Honramos a Dios cuando mostramos agradecimiento por lo que ha hecho, por lo que hace y por lo que hará. El recordar lo que Dios ha hecho fortalece nuestra fe. Agradecer Sus bendiciones en el Antiguo Testamento implicaba presentar “ofrenda en el sacrificio de acción de gracias de paz” (Levítico 7:13) Este sacrificio no exigía derramamiento de sangre, sino tortas sin levadura amasadas con aceite, y hojaldres sin levadura untadas con aceite, y flor de harina frita en tortas amasadas con aceite; estas ofrendas eran para los sacerdotes, pero si el sacrificio de paz de acción de gracias era un animal, debía ser consumido el mismo día (Levítico 22:29-30); pero si era voto (juramento, pacto o promesa), podía consumirse al día siguiente, pero nunca debía pasar de tres (3) días, en ambos casos la carne del sacrificio era para el sacerdote.

(Levítico 7:14-20) Si algo quedaba debía ser quemado hasta consumirse. Lo que se sacrificare sea becerro o el cordero o la cabra (Lv. 22:27) o sea vaca u oveja (v. 28) llevaba determinadas reglas, no podía estar amamantando, no podía degollarse a la madre y a su hijo en el mismo día. En nuestros tiempos, ¿Cómo expresamos nuestra gratitud a Dios? Muchas veces hacemos promesas a Dios y nos olvidamos de ellas, porque consideramos que eso que hemos prometido es “demasiado” para Dios, porque Dios no lo necesita, y es cierto, Dios no necesita nada de nosotros, solo nuestra obediencia y disposición de corazón, porque con eso le honramos y al mismo tiempo Él actuará en favor de nosotros, por lo tanto, somos beneficiarios de nuestra propia expresión de gratitud. La alabanza y la expresión de gratitud a Dios van de la mano para entrar en su presencia, el Salmo 100:4 dice: “Entrad por sus puertas con acción de gracias, Por sus atrios con alabanzas, bendecid su nombre.” Dios quiere que le adoremos con cánticos, con alegría y con acción de gracias, el título hebreo del Libro de los Salmos es “Tehillim” que significa literalmente Libro de Alabanzas (era un himnario); también el profeta Nehemias en el 11:17a) nos hace una referencia sobre Asaf: “y Matanías hijo de Micaía, hijo de Zabdi, hijo de Asaf, el principal, el que empezaba las alabanzas y acción de gracias al tiempo de la oración;…” En nuestras oraciones nos hemos limitado a pedir y recibir, nos hemos centrado en nuestros propios intereses, problemas o situaciones, nuestros pensamientos van de acuerdo a nuestras necesidades.

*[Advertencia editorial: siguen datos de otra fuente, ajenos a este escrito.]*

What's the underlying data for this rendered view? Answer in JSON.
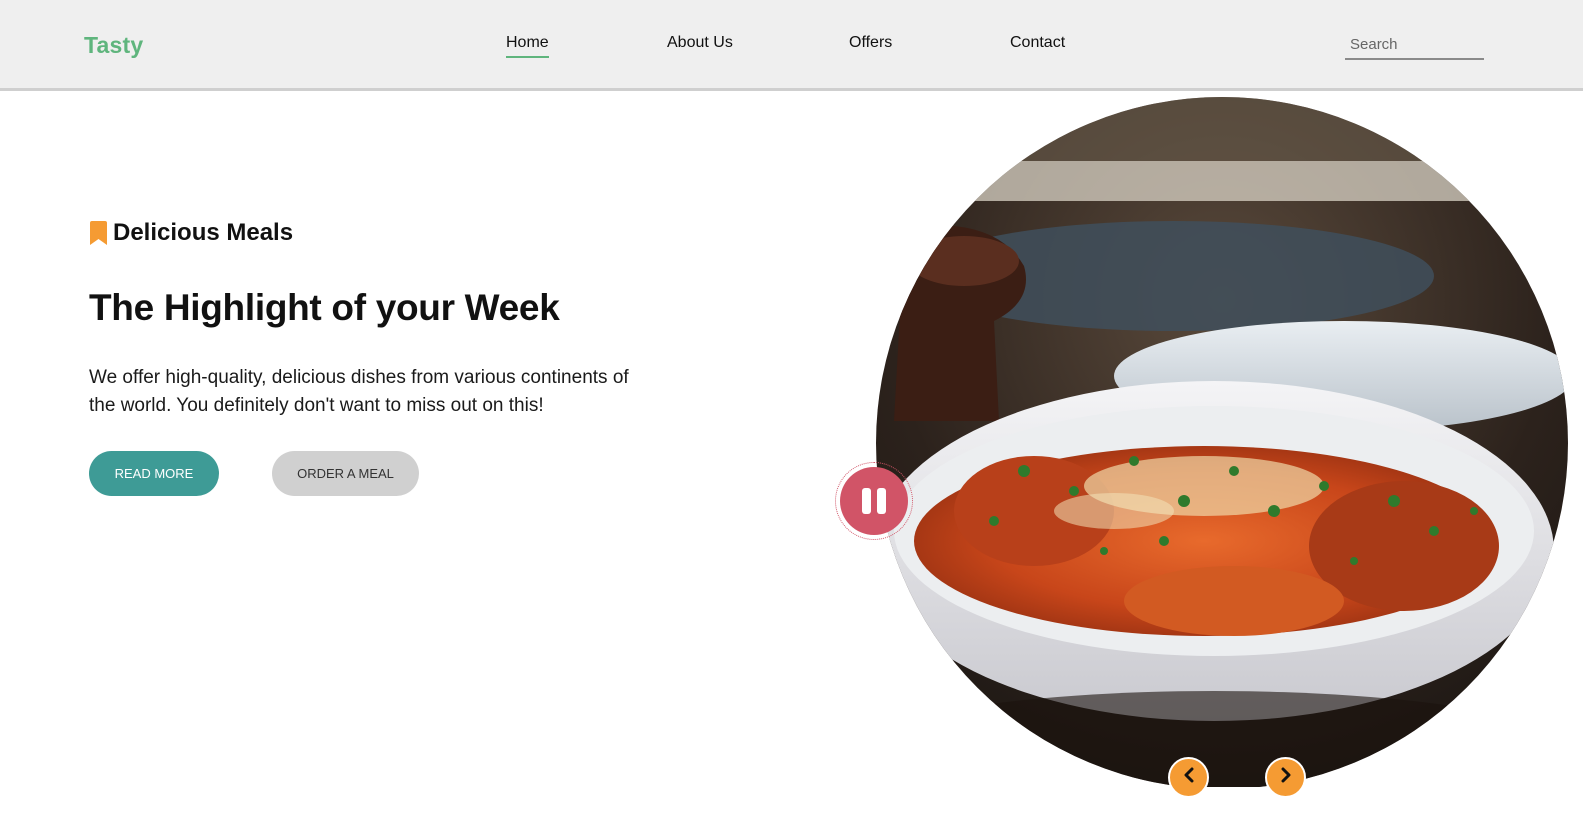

¿Cómo podemos entrar en la presencia de Dios, si el Señor no nos concede lo que pedimos y hemos considerado que hemos perdido el tiempo y que puedo lograrlo por mi propio esfuerzo? En esas condiciones, ¿usted adoraría al Señor con cánticos, con alegría y con acción de gracias? Recuerde que desde el púlpito el Pastor puede ver sus caras, que es un reflejo de su interior, de su corazón, de su vida; “cartas leídas” – como dice el apóstol Pablo. En el Nuevo Testamento los motivos de agradecer a Dios son más frecuentes, desde Romanos hasta Tito se evidencia más la gratitud a Dios, que es expresada por la labor de nuestro Señor Jesucristo, que gracias a él estamos en la dispensación de la gracia, nos limpió de nuestros pecados y restableció la comunión entre Dios y los hombres (seres humanos) perdida por la desobediencia de un hombre, Adam y restablecida por otro, Jesucristo, (100% hombre, 100% Dios), a través de la sangre derramada en el Calvario. Si observamos las Sagradas Escrituras vamos a notar algo, después de tantos milagros y maravillas realizadas por Jesús, sólo un caso nos llama la atención, donde expresamente dio gracias, los diez leprosos limpiados (Lucas 17:11-19).

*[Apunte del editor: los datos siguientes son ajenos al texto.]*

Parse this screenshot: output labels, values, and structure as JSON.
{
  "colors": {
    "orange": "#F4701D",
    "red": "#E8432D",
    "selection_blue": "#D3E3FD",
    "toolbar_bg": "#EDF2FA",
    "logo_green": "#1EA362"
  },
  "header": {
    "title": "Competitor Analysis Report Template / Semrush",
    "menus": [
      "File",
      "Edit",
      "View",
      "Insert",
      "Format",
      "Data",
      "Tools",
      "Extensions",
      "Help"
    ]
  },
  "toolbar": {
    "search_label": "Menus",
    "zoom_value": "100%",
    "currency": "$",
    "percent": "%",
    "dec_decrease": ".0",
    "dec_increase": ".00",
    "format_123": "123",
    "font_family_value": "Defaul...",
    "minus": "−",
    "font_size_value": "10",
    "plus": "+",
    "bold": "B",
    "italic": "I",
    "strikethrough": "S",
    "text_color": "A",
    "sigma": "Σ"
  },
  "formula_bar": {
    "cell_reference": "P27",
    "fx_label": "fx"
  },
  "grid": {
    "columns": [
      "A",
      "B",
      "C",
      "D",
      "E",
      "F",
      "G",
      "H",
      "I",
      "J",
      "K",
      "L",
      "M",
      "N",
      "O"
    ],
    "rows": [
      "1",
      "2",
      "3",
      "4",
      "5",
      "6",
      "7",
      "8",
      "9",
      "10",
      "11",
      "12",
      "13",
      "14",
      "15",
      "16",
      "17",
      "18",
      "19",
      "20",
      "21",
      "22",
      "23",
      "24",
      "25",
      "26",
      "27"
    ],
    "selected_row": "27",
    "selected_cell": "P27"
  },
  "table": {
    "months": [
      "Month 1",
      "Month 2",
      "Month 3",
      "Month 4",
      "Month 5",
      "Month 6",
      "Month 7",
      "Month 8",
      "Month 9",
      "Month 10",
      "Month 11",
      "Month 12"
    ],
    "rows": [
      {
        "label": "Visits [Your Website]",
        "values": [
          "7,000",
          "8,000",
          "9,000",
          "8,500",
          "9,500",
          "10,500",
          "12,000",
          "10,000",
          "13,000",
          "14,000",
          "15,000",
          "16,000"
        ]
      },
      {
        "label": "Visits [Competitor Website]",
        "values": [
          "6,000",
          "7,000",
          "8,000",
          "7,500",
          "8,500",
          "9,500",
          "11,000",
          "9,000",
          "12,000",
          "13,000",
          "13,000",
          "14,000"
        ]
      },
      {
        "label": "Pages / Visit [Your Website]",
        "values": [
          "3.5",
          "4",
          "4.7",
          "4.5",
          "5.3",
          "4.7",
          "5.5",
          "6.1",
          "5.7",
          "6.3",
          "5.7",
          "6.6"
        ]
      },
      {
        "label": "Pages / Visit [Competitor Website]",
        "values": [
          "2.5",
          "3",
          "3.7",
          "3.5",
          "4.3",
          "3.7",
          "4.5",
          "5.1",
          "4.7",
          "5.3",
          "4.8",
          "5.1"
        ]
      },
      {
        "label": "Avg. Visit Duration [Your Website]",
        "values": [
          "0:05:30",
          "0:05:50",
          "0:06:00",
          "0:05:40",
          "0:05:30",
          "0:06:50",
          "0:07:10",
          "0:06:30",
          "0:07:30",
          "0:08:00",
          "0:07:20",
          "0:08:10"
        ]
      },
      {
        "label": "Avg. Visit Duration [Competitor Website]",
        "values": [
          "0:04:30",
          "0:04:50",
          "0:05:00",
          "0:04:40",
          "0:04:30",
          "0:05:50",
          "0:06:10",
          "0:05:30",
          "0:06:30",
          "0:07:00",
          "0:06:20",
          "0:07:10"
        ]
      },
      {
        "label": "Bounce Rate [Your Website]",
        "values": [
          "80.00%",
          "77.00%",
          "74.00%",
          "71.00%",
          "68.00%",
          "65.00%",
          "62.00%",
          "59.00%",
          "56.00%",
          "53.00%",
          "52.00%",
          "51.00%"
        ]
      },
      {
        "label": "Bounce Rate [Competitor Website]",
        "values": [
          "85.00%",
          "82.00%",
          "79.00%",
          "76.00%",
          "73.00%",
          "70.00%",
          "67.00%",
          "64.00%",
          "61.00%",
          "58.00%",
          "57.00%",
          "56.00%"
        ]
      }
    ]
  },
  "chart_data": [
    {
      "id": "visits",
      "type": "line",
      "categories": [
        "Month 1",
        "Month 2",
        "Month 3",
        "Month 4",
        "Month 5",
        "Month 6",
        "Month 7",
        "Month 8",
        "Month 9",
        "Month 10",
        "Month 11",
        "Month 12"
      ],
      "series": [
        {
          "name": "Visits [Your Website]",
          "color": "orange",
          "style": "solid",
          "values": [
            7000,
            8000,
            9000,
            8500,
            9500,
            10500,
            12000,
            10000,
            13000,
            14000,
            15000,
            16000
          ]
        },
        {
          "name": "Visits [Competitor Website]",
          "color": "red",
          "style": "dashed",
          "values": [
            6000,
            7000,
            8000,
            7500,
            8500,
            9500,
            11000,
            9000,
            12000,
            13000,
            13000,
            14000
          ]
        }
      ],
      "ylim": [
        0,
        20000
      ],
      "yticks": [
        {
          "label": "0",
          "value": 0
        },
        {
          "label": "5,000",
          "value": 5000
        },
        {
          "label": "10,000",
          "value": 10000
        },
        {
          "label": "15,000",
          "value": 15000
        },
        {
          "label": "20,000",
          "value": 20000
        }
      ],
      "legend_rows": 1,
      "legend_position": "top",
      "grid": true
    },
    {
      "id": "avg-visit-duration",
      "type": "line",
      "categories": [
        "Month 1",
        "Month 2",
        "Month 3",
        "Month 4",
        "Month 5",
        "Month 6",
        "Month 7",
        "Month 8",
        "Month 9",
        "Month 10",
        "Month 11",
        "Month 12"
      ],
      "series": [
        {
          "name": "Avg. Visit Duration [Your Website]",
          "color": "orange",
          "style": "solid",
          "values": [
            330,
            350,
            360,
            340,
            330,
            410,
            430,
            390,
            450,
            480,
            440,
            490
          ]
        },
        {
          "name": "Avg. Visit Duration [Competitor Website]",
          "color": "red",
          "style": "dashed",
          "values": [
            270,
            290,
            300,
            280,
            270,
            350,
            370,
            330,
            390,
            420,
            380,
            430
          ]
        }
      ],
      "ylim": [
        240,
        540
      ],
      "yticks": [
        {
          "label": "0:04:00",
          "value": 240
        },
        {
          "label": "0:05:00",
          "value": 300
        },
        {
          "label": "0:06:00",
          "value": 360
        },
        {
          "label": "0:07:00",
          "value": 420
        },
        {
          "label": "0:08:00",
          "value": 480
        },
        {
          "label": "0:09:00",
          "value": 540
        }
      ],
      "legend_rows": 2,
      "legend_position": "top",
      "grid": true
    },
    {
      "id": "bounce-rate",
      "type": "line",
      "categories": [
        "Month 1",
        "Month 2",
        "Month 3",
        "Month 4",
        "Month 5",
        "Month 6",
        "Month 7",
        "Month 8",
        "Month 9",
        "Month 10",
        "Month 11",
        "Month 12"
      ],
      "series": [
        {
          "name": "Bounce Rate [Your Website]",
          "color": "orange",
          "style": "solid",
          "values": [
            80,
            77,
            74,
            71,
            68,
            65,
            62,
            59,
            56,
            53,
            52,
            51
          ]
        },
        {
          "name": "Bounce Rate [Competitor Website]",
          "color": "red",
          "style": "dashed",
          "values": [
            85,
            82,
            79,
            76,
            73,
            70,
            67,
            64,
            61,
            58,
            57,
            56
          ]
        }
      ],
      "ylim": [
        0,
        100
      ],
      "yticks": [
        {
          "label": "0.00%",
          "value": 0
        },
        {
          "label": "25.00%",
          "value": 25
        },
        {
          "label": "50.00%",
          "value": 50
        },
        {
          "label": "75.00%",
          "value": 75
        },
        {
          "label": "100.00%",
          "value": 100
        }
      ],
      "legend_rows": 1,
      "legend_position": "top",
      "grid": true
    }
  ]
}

Los nueve leprosos ingratos, tal vez consideraban que merecían ser sanados por ser judíos, pueblo escogido; esa misma condición pudo impedirles en convertirse en discípulos de Cristo; son una clara representación de la nación, indiferentes ante la obra redentora de Jesús, el Mesías. Sin embargo, por su muestra de gratitud, no solamente fue sanado de la lepra, recibió más: la salvación (v. 19), los otros nueve solamente recibieron sanidad del cuerpo. ¿Estamos en la situación de los nueve ingratos, que creemos que lo merecemos todo y no damos gracias a Dios? ¿A cuántas personas usted ha testificado de las grandes cosas que Dios ha hecho con usted, en su vida? Contarle a los demás las bendiciones que hemos recibido de Dios fortalece nuestra fe. Podemos beneficiar y ser beneficiados.

¿Por qué honramos a Dios al dar gracias? Porque reconocemos a aquel que es digno de recibir toda la gloria y toda la honra, porque Él es el Creador. Ese reconocimiento no solo es por nosotros los que estamos en la Tierra, sino por los que están en el cielo, en Apocalipsis 4:9, 10 el apóstol Juan nos dice: “Y siempre que aquellos seres vivientes dan gloria y honra y acción de gracias al que está sentado en el trono, al que vive por los siglos de los siglos, los veinticuatro ancianos se postran delante del que está sentado en el trono, y adoran al que vive por los siglos de los siglos, y echan sus coronas delante del trono…” El diccionario bíblico dice que los veinticuatro ancianos son los representantes celestiales de todos los redimidos, glorificados y entronizados, que adoran continuamente a Dios. Sus coronas sugieren victoria y gozo, no autoridad política.

Es nuestra gran esperanza, que junto a esos seres vivientes de seis alas, también podremos adorar a Dios, darle gloria y honra y acción de gracias… todos los creyentes, redimidos por la sangre de Cristo, lo verán. El Señor no nos ha abandonado, al Señor sí le importa nuestras necesidades, cada petición debe pasar por un cedazo y esa es la voluntad perfecta de Dios. El apóstol Santiago (4:3), dice: “Pedís, y no recibís, porque pedís mal, para gastar en vuestros deleites.” A la Palabra de Dios no podemos quitarle ni añadirle nada, pero pienso: Él nos da lo que es mejor para mí, aunque su suprema decisión me cause decepción o dificultad en el momento, pero de todas las opciones Dios escogerá para mí, la mejor. En este año que recién inicia sea agradecido de Dios, no permita que el desánimo, la decepción o la negatividad lo hagan sentirse abrumado, le robe el gozo de su salvación, piense en las cosas que Dios ha hecho, las que hace y las que hará para usted y así honraremos a Dios con nuestro corazón lleno de agradecimiento. Recuerde, en la Palabra de Dios ser agradecido es un mandato para que el Señor nos lleve de gloria en gloria y de triunfo en triunfo.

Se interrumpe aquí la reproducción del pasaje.